Wednesday, September 8, 2004 | 12:00 a.m. CDT; updated 7:59 a.m. CDT, Sunday, July 20, 2008

A group dedicated to helping HIV/AIDS patients in mid-Missouri is one step closer to increasing affordable housing for its clients after Tuesday’s city council meeting.

Following a public hearing, the council unanimously approved an amendment to its fiscal 2004 plan for administering federal housing grant money that will give $125,000 to the Regional AIDS Interfaith Network of Central Missouri, or RAIN.

The money will allow RAIN to buy and renovate a house in central Columbia to provide housing for people with HIV and AIDS.

The planned renovations would create four housing units and help answer a growing need among RAIN’s clients, said Mindy Mulkey, executive director of RAIN.

“The purpose of the project is to provide long-term, stable housing for people with HIV,” Mulkey said .

Troy Balthazor of the Boone County Basic Needs Coalition supported the amendment at the hearing, pointing out that affordable housing is in short supply.

“It is a step toward enhancing the stock of affordable housing for members of our community who are struggling to meet basic, daily needs,” he said.

The problem arises when people with HIV and AIDS face increased medical costs, the loss of regular income and discrimination, Mulkey said. Long-term housing improves access to case management and medical treatment, as well as encouraging those with HIV or AIDS to take their medication regularly. Mulkey said that with improved treatment, clients could work toward economic self-sufficiency.

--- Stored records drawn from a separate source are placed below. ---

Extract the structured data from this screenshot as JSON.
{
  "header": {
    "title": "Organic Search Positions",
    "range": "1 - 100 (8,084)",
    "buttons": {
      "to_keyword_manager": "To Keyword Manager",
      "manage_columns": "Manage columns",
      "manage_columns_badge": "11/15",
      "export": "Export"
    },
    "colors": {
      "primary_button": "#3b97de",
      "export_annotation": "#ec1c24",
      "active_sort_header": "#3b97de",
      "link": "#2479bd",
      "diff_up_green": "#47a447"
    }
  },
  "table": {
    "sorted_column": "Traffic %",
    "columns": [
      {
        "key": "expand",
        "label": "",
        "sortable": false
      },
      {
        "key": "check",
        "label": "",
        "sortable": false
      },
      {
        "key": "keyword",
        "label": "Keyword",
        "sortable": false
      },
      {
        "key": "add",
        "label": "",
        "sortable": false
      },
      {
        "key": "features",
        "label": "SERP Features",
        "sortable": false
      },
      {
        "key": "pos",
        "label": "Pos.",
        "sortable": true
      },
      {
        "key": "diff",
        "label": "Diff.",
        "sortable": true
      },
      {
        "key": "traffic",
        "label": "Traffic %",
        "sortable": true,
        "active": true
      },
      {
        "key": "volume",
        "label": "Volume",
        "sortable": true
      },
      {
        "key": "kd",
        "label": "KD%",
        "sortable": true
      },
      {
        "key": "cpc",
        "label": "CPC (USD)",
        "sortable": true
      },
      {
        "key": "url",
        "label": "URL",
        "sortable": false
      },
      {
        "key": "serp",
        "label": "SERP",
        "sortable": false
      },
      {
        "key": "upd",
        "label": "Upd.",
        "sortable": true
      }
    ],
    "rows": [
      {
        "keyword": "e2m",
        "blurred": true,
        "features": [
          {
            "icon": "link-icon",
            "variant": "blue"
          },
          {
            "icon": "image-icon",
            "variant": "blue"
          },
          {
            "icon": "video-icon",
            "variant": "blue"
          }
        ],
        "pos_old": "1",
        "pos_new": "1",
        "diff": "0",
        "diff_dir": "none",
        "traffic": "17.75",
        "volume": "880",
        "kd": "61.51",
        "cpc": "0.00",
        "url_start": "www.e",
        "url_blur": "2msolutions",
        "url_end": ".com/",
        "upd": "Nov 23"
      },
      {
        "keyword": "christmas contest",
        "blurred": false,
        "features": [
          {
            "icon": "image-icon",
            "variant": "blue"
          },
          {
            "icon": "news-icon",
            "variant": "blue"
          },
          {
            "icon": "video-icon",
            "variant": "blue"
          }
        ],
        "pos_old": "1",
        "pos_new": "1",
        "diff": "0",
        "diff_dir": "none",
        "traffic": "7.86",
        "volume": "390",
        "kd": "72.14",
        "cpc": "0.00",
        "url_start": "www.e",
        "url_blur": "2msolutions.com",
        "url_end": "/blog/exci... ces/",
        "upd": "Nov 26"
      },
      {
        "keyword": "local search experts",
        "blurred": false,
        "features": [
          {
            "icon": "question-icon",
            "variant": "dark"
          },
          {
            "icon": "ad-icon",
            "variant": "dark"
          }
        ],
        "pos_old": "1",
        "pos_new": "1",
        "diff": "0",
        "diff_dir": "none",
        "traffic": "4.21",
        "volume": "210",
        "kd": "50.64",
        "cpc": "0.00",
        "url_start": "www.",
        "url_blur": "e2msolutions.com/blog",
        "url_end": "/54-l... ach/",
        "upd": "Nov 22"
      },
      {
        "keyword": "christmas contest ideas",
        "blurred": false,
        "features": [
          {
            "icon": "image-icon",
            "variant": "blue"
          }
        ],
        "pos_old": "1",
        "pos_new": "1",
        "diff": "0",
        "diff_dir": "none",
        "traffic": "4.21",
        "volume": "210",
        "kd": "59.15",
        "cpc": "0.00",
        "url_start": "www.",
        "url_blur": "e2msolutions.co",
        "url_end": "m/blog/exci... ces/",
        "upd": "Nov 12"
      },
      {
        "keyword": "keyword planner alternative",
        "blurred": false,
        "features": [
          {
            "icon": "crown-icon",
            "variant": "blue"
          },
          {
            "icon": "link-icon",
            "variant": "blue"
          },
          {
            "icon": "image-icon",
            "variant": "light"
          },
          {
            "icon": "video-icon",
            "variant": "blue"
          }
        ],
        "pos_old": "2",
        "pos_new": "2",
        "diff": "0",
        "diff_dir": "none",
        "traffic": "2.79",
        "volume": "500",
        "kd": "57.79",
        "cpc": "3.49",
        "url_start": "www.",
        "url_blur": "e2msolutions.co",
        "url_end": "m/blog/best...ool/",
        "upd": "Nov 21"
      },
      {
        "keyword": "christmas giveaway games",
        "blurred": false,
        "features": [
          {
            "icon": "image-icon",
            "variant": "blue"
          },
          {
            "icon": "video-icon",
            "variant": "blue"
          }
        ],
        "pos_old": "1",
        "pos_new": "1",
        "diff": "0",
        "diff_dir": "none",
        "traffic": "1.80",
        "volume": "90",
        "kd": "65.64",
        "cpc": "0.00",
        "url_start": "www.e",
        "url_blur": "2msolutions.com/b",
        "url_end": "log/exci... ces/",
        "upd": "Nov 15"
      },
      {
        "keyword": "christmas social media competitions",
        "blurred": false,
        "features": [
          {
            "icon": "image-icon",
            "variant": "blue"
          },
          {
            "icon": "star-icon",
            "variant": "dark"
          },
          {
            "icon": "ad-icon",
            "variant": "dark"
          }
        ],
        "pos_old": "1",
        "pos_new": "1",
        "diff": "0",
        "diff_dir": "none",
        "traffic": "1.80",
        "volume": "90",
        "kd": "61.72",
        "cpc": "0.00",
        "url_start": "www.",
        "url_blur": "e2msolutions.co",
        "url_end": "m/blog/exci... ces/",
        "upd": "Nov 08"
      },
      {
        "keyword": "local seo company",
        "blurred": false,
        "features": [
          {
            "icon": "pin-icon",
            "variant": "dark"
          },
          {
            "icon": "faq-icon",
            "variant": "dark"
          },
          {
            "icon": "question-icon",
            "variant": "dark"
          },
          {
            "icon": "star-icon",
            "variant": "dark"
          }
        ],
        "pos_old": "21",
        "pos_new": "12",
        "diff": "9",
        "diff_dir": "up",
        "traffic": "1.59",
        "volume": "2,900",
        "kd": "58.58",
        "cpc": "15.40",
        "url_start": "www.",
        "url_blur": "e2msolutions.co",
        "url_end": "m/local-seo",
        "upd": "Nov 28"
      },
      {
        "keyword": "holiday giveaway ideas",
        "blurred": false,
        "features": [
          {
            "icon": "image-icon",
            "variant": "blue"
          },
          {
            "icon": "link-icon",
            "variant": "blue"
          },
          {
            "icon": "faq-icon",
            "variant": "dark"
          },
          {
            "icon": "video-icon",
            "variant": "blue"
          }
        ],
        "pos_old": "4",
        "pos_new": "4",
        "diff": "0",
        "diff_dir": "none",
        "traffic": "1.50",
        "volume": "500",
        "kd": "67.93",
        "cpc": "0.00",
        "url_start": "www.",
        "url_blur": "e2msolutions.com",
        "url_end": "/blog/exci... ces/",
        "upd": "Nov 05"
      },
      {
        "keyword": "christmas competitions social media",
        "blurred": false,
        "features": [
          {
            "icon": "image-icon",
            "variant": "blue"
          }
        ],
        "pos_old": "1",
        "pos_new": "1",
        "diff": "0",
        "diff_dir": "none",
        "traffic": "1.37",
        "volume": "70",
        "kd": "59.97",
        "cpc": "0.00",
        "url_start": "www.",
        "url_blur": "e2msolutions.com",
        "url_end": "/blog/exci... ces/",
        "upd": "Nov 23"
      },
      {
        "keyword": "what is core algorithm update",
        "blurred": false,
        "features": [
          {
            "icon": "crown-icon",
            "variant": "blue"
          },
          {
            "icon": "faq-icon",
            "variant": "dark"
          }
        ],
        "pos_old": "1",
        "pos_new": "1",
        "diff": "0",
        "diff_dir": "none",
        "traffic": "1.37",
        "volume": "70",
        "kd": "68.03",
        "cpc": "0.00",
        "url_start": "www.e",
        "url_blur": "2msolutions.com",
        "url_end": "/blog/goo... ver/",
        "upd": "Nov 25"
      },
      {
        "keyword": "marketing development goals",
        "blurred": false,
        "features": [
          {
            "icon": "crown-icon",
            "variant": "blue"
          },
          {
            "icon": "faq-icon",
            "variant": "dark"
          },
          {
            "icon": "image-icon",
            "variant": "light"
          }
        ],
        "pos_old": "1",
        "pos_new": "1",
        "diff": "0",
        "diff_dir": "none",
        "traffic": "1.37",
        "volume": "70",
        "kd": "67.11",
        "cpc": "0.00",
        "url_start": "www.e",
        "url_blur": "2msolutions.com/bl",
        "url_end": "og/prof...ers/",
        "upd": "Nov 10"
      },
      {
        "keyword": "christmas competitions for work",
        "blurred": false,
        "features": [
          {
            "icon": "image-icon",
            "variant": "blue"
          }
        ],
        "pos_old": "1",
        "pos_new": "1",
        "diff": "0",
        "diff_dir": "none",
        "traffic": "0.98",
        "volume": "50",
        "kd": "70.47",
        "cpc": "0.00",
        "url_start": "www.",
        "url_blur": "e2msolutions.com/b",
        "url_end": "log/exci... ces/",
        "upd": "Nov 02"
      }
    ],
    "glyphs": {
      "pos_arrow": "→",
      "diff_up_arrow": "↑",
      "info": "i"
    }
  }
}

RAIN currently serves 238 clients across 33 counties, 123 of whom live in Columbia, according to materials submitted with the funding application.

Before the amendment becomes official, City Manager Ray Beck must submit it to the federal Department of Housing and Urban Development for approval, said Tom Lata of the city’s Planning and Development Committee. The department oversees the allocation of grant money under the city’s HOME plan for improving housing quality.

The amendment will remain open to public comment until Sept. 28.

Also at the meeting, the council held the second of a series of three public hearings on the fiscal 2005 budget. The fiscal year starts Oct 1.

The next public hearing on the budget will be at the council’s next meeting Sept. 20. The council will also vote on the $277 million budget. City manager Ray Beck urged the public to go to the city’s Web page – – and examine the budget.

Missourian reporter David Shay contributed to this report.